We’re learning more about the state’s decision earlier this month to terminate an $85 million contract for a new tax return processing system. Documents released today show the state and the company it hired to build the system didn’t agree on how close the final phase of the system was to being ready. WFAE’s Duncan McFadyen talks about the story with "All Things Considered" Host Mark Rumsey.  

MR: Duncan, give us a little re-cap here; how far along was the new tax processing system?

DM: The state signed a contract back in 2008 with a company called CGI  to develop a new tax system to replace one that was implemented in the late 1990s. CGI was implementing it in phases, so parts of it are up and running, but the final release has been delayed repeatedly. And this last phase includes the systems for the largest chunk of state revenue by far; individual income tax, corporate and franchise taxes, and sales and use taxes.
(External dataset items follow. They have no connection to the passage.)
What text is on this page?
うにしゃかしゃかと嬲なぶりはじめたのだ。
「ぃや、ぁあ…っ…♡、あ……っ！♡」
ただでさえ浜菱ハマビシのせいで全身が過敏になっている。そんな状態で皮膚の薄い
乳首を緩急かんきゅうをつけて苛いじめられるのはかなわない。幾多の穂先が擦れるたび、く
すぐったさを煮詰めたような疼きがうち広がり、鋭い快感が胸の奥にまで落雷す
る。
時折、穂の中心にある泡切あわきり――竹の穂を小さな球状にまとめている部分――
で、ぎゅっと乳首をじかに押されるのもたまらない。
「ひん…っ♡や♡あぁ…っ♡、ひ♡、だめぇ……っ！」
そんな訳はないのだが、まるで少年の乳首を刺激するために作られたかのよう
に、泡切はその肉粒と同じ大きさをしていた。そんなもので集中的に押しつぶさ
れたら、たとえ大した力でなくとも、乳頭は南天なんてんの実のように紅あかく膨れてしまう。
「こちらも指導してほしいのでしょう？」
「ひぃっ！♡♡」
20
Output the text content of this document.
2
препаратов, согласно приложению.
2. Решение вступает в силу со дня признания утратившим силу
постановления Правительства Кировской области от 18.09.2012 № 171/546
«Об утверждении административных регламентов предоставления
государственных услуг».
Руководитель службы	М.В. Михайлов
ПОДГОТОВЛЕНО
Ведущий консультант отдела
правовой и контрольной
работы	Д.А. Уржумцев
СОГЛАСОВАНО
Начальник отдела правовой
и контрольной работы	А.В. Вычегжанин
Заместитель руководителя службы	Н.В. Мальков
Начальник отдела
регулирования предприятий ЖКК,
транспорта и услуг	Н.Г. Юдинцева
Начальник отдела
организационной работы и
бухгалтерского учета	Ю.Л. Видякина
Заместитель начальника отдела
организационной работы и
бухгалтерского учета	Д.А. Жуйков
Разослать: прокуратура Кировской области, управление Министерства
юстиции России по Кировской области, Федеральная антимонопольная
MR: So how far behind schedule was it?

DM: Initially, this final part of the system was supposed to be implemented by July of 2012. The most recent deadline was this past October. It still wasn’t finished a few weeks ago when Revenue Secretary Lyons Gray sent CGI a strongly worded notice of termination, which we requested a copy of. The letter complained of “significant obstacles ,” including “defects and performance issues, empty assurances and guarantees, and poor performance.” And the secretary said that these problems aren’t limited to the part of the system that wasn’t released.

MR: How does CGI respond?

DM: The company says that the last phase of the project was a few weeks away from being ready, and it points out that the parts of the system that are in place helped the state recover $321 million  in revenue it wouldn’t have otherwise been able to collect. CGI has developed similar revenue systems for other states. It’s also the company that built the federal healthcare website.

The two sides reached a mutual agreement January 16th to stop work on the project. CGI was paid $5 million, and they both agreed only to make positive or neutral statements about the system.

MR: So what’s the state’s next step? Will it be running two separate computer systems?

DM: Technically yes, but the revenue department has been operating this way since 2011. It says it has plans for a new system to replace the parts of this project that were never completed.